Je m'explique. Les USA, dans le courant du vingtième siècle, échaudés par le développement de régimes énergiques s'inspirant de la pensée marxiste et excluant le capitalisme américain (et beaucoup d'autres choses, d'ailleurs, dont, en premier lieu, la liberté de leurs concitoyens) ont mis en place une stratégie d'infiltration des mouvements de gauche des pays industrialisés. Le projet était de favoriser ces mouvements mais en faisant tout pour faire disparaître la notion de lutte des classes. C'était très intelligent. Parce que, le socialisme sans la notion de lutte des classes c'est, au mieux, une politique de dame patronnesse. Au pire, le capitalisme.

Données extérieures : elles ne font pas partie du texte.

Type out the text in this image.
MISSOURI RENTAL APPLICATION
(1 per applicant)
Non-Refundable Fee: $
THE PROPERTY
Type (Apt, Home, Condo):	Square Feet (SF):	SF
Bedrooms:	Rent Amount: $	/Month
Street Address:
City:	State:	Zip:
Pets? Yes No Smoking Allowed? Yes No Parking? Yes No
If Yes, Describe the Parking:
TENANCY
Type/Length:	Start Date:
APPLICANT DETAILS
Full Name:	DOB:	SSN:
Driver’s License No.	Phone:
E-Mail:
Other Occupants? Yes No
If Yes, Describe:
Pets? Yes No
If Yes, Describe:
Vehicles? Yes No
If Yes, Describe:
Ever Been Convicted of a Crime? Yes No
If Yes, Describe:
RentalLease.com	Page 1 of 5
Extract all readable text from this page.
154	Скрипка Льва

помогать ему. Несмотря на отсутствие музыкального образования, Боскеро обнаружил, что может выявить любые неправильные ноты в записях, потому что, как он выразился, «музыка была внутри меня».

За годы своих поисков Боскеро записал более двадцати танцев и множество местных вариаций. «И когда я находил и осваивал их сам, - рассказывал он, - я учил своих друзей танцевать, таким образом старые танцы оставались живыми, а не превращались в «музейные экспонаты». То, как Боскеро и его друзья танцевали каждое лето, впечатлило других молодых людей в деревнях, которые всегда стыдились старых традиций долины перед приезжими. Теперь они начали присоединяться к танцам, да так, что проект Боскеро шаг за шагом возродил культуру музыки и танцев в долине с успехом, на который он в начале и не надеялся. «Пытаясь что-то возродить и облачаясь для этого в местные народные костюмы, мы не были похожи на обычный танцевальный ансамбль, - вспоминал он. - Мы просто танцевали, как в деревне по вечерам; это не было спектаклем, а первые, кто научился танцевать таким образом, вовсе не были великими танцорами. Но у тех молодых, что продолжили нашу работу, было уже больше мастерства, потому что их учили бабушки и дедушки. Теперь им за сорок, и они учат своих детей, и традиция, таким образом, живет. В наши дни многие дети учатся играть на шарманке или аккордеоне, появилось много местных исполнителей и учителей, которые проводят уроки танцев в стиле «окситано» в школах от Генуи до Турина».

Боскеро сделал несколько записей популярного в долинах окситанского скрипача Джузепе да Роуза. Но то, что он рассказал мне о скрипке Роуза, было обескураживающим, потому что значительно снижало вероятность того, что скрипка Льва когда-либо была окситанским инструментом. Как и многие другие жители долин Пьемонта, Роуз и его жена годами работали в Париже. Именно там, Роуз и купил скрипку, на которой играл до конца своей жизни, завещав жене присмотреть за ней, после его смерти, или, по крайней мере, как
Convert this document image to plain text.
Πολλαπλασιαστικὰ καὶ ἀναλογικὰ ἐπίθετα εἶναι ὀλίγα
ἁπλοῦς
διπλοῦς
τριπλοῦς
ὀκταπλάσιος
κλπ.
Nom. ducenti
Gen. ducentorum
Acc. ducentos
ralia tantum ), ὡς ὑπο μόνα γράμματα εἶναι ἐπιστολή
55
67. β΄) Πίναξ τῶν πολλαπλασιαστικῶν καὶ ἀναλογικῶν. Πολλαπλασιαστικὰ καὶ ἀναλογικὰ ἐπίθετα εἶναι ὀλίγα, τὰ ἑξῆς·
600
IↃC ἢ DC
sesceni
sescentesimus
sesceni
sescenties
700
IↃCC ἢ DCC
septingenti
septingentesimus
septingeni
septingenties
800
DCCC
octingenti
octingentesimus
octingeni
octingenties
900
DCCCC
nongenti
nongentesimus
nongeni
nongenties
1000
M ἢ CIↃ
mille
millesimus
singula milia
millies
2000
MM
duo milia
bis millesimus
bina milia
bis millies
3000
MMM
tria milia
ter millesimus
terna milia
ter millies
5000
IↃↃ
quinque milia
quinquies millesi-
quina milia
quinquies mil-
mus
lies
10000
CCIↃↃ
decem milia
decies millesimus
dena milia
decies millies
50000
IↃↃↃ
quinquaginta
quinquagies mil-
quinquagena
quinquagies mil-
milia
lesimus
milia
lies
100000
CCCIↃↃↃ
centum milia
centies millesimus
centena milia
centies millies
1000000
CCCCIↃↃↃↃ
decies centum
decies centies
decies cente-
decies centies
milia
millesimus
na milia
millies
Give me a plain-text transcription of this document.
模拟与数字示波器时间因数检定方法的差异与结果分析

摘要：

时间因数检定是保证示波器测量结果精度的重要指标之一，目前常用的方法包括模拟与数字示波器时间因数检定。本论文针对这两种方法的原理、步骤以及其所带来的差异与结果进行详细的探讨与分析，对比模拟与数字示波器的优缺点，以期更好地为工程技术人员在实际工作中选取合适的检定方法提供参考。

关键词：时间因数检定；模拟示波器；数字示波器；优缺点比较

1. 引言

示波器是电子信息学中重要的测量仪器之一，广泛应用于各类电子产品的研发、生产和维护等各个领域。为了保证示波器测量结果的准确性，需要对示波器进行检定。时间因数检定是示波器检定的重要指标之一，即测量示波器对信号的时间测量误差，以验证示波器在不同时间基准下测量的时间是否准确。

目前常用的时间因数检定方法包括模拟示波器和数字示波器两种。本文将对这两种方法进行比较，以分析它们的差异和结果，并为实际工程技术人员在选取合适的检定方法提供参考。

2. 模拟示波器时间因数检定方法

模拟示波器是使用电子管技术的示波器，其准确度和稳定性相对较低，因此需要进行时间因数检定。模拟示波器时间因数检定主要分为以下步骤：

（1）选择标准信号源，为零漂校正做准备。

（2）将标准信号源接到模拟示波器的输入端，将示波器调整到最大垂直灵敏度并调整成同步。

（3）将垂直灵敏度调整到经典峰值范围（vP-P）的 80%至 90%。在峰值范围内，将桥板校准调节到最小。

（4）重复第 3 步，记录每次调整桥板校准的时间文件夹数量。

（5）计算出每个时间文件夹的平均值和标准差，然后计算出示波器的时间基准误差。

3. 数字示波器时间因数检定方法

Pourquoi ? Parce que la richesse donne du pouvoir. Et si la chose politique ne donne pas de pouvoir à ceux qui n'en ont pas (les pauvres) elle renforce par-là même le pouvoir de ceux qui l'ont déjà par leur richesse. Voir à ce sujet, et sur la définition de la démocratie, le livre de Pierre Dardot et Christian Laval : « Ce cauchemar qui n'en finit pas ; comment le néolibéralisme défait la démocratie » ( présenté ici). Donc, imaginer un socialisme sans la notion de lutte des classes entre ceux qui ont le pouvoir et veulent le garder (et l'augmenter aux dépends de ceux qui ne l'ont pas) et ceux qui voudraient reprendre en main leur vie et ne pas se laisser exploiter par les riches, c'est une pure fiction. Cela ne peut pas être, sauf à imaginer que l'augmentation de richesse des possédants augmenterait (par « ruissellement »...) la richesse des pauvres : une sorte de théorie du gagnant-gagnant selon laquelle plus les riches font des bénéfices, plus les pauvres et les classes moyennes auraient du travail et de l'argent. Bien sûr... Surtout en sachant que cette richesse s'augmente d'une précarisation du travail et d'un chômage entretenu, d'une augmentation de la productivité qui se fait sur le dos des salariés, et d'une contribution des ménages par l'impôt aux pertes financières des spéculateurs... Si la théorie du ruissellement était juste, les esclaves des plantations avant la guerre de sessession auraient coulé des jours heureux en participant à la richesse de leurs maîtres.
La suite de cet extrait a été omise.